Y desde aquel encuentro, como es lógico, no pasó un solo minuto sin imaginarse aquel maravilloso paraíso.
Solo tres días necesitó para convencerse a sí mismo. No tenía sentido seguir perdiendo el tiempo en un lugar donde continuamente se sentía amenazado. Sus padres intentaron convencerlo de que no se marchara pero el destino que le esperaba era demasiado dulce. Tenía suficientes ahorros, así que dejó el trabajo y compró un billete hacia el país del que su amigo le había hablado. Estaba exultante.
El viaje en avión fue horrible. Una mujer sentada a su lado no paró de ojear una revista de la compañía aérea y, cada vez que pasaba una página, las esquinas de papel rozaban su brazo derecho. Tuvo que pedir a una azafata que le cambiara de asiento, incapaz de soportar las embestidas violentas de la revista.
Si el viaje en avión fue horrible, el resto fue aún peor. Una vez aterrizado, tuvo que tomar varios autobuses, un tren e incluso un burro. Aferrado a su bolso de rayas negras y blancas, se enfrentó a numerosos peligros. Tal vez sin la ayuda de la gomaespuma no lo hubiera conseguido.

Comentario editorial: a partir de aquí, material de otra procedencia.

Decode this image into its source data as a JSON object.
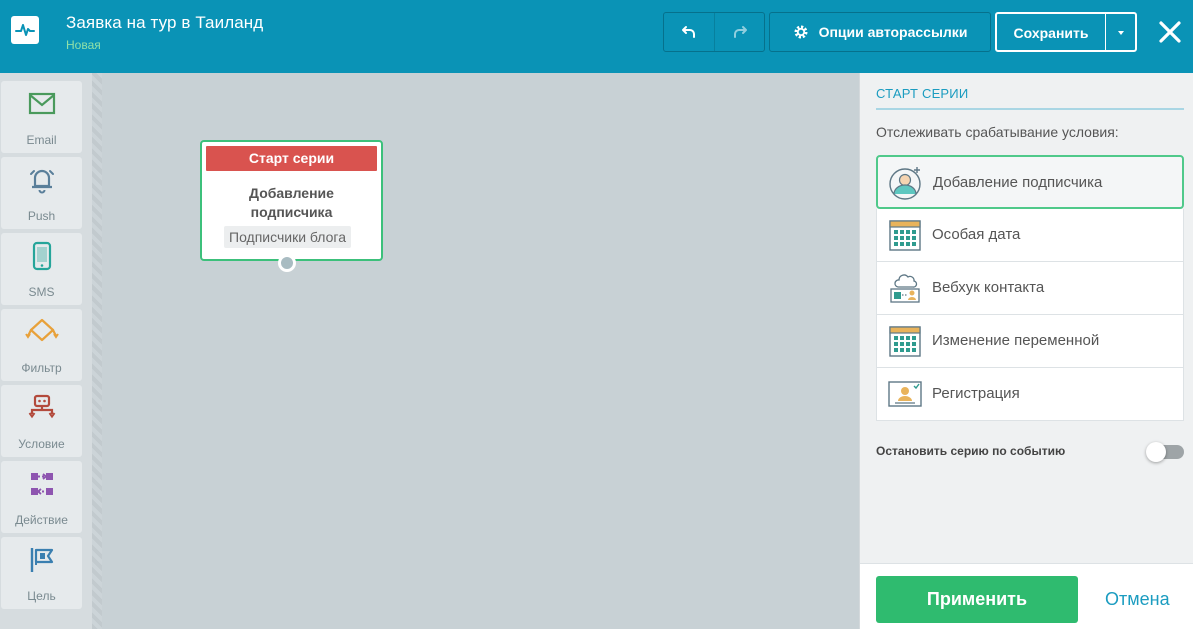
{
  "header": {
    "title": "Заявка на тур в Таиланд",
    "status": "Новая",
    "undo_icon": "undo-icon",
    "redo_icon": "redo-icon",
    "options_label": "Опции авторассылки",
    "options_icon": "gear-icon",
    "save_label": "Сохранить",
    "close_icon": "close-icon",
    "accent_color": "#0a93b6"
  },
  "toolbar": {
    "items": [
      {
        "label": "Email",
        "icon": "envelope-icon",
        "color": "#4a9a5c"
      },
      {
        "label": "Push",
        "icon": "bell-icon",
        "color": "#5a7f9a"
      },
      {
        "label": "SMS",
        "icon": "phone-icon",
        "color": "#26a59a"
      },
      {
        "label": "Фильтр",
        "icon": "filter-icon",
        "color": "#e8a13a"
      },
      {
        "label": "Условие",
        "icon": "condition-icon",
        "color": "#b34a3c"
      },
      {
        "label": "Действие",
        "icon": "action-icon",
        "color": "#8e55b0"
      },
      {
        "label": "Цель",
        "icon": "goal-flag-icon",
        "color": "#3a7fb0"
      }
    ]
  },
  "canvas": {
    "node": {
      "header": "Старт серии",
      "title": "Добавление подписчика",
      "tag": "Подписчики блога",
      "header_color": "#d9534f",
      "border_color": "#3cc07b"
    }
  },
  "panel": {
    "title": "СТАРТ СЕРИИ",
    "subtitle": "Отслеживать срабатывание условия:",
    "options": [
      {
        "label": "Добавление подписчика",
        "icon": "add-subscriber-icon",
        "selected": true
      },
      {
        "label": "Особая дата",
        "icon": "calendar-icon",
        "selected": false
      },
      {
        "label": "Вебхук контакта",
        "icon": "webhook-icon",
        "selected": false
      },
      {
        "label": "Изменение переменной",
        "icon": "calendar-variable-icon",
        "selected": false
      },
      {
        "label": "Регистрация",
        "icon": "registration-icon",
        "selected": false
      }
    ],
    "stop_label": "Остановить серию по событию",
    "stop_toggle_on": false,
    "apply_label": "Применить",
    "cancel_label": "Отмена",
    "apply_color": "#2fbb6f"
  }
}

Las indicaciones de su amigo eran algo confusas y el camino se hizo más largo de lo esperado. El viaje duró varios días. Pero finalmente llegó.

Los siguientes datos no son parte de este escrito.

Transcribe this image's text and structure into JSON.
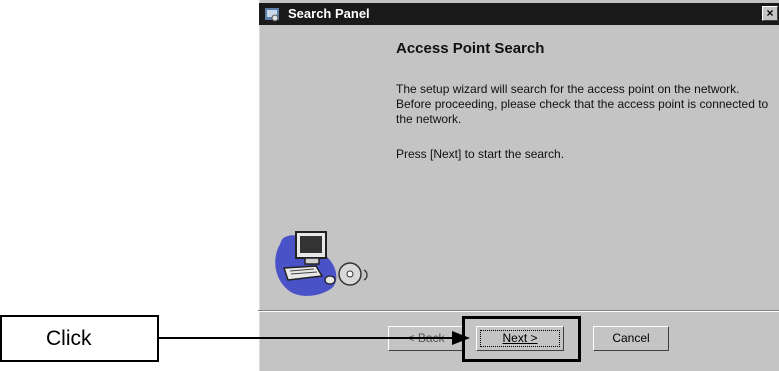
{
  "window": {
    "title": "Search Panel",
    "close_label": "×"
  },
  "content": {
    "heading": "Access Point Search",
    "paragraph1": "The setup wizard will search for the access point on the network. Before proceeding, please check that the access point is connected to the network.",
    "paragraph2": "Press [Next] to start the search."
  },
  "buttons": {
    "back": "< Back",
    "next": "Next >",
    "cancel": "Cancel"
  },
  "callout": {
    "label": "Click"
  },
  "icons": {
    "title": "app-icon",
    "clipart": "computer-cd-clipart",
    "close": "close-icon"
  },
  "colors": {
    "window_bg": "#c4c4c4",
    "titlebar": "#1a1a1a"
  }
}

La ciudad sin esquinas. Allí estaba. Existía.
El gobernador de aquella singular población lo recibió con los brazos abiertos. Una sonrisa perfecta, blanca, reluciente. Le explicó que él sufría el mismo pánico, al igual que el resto de los habitantes. Al principio, hacía años, solo estaba él. Pero poco a poco fue construyendo la ciudad con la ayuda de personas que, al igual que el propio Fabián, padecían aquella extraña obsesión y habían acudido al escuchar la existencia de tan hermoso proyecto. Entre todos, habían conseguido construir la ciudad perfecta.

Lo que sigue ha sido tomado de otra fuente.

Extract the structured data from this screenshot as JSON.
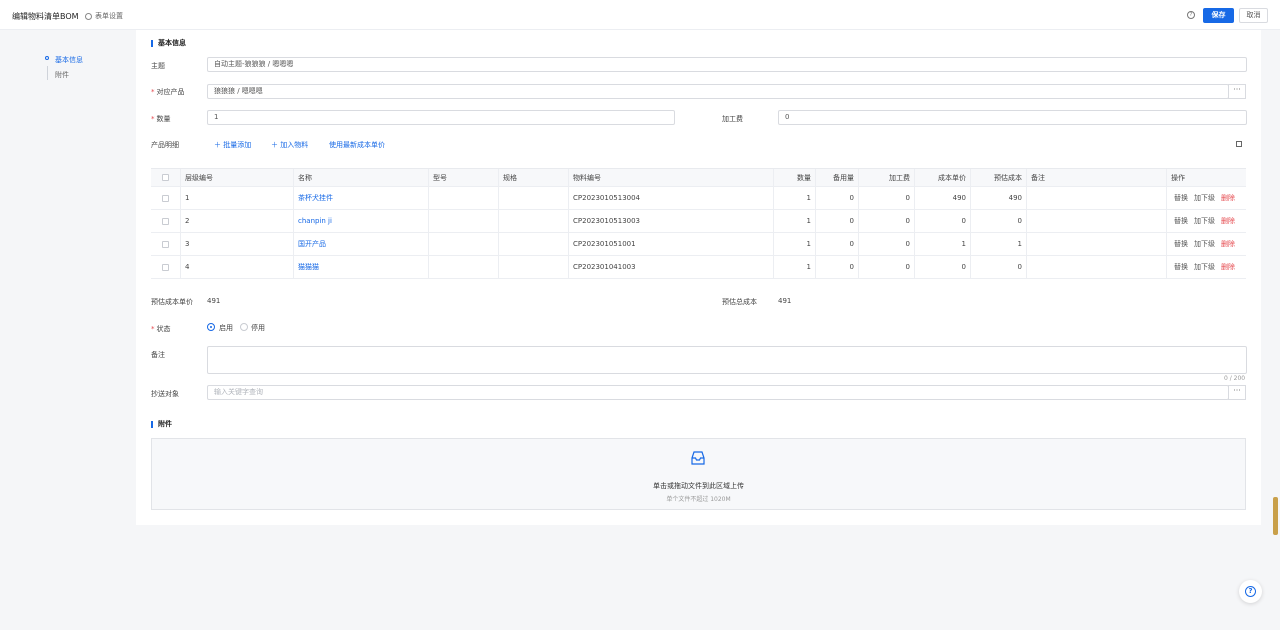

El gobernador le ofreció alojamiento durante unas semanas mientras encontraba un empleo y Fabián sintió que había encontrado por fin su destino.
Después de instalarse, salió a la calle y, por primera vez, paseó relajado a cielo abierto. La luz del sol lo inundaba todo. Ni una sola nube. Todas las personas con las que se cruzó parecían felices. Caminaban erguidos, en una postura hasta cierto punto antinatural, casi sin mirar al suelo. Sus ojos poseían un brillo especial. No tienen miedo, pensó Fabián.
Al principio le costó hacerse a la idea de que no había esquinas que amenazaran su tranquilidad. No tendría que preocuparse nunca más. Los edificios eran circulares, los techos tenían forma de bóveda. Mesas redondas, folios redondos. Las calles no se encontraban en cruces, sino en rotondas. Ni un solo cuchillo en punta estaba permitido. Hasta los colmillos de los habitantes habían sido redondeados.
Al llegar la noche, Fabián regresó a la pensión donde se alojaría las primeras semanas. Aún no daba crédito a lo que estaba viviendo. Había encontrado un lugar donde quedarse. Por fin podría vivir sin miedo a golpearse con salientes traicioneros, junto a gente que lo entendía.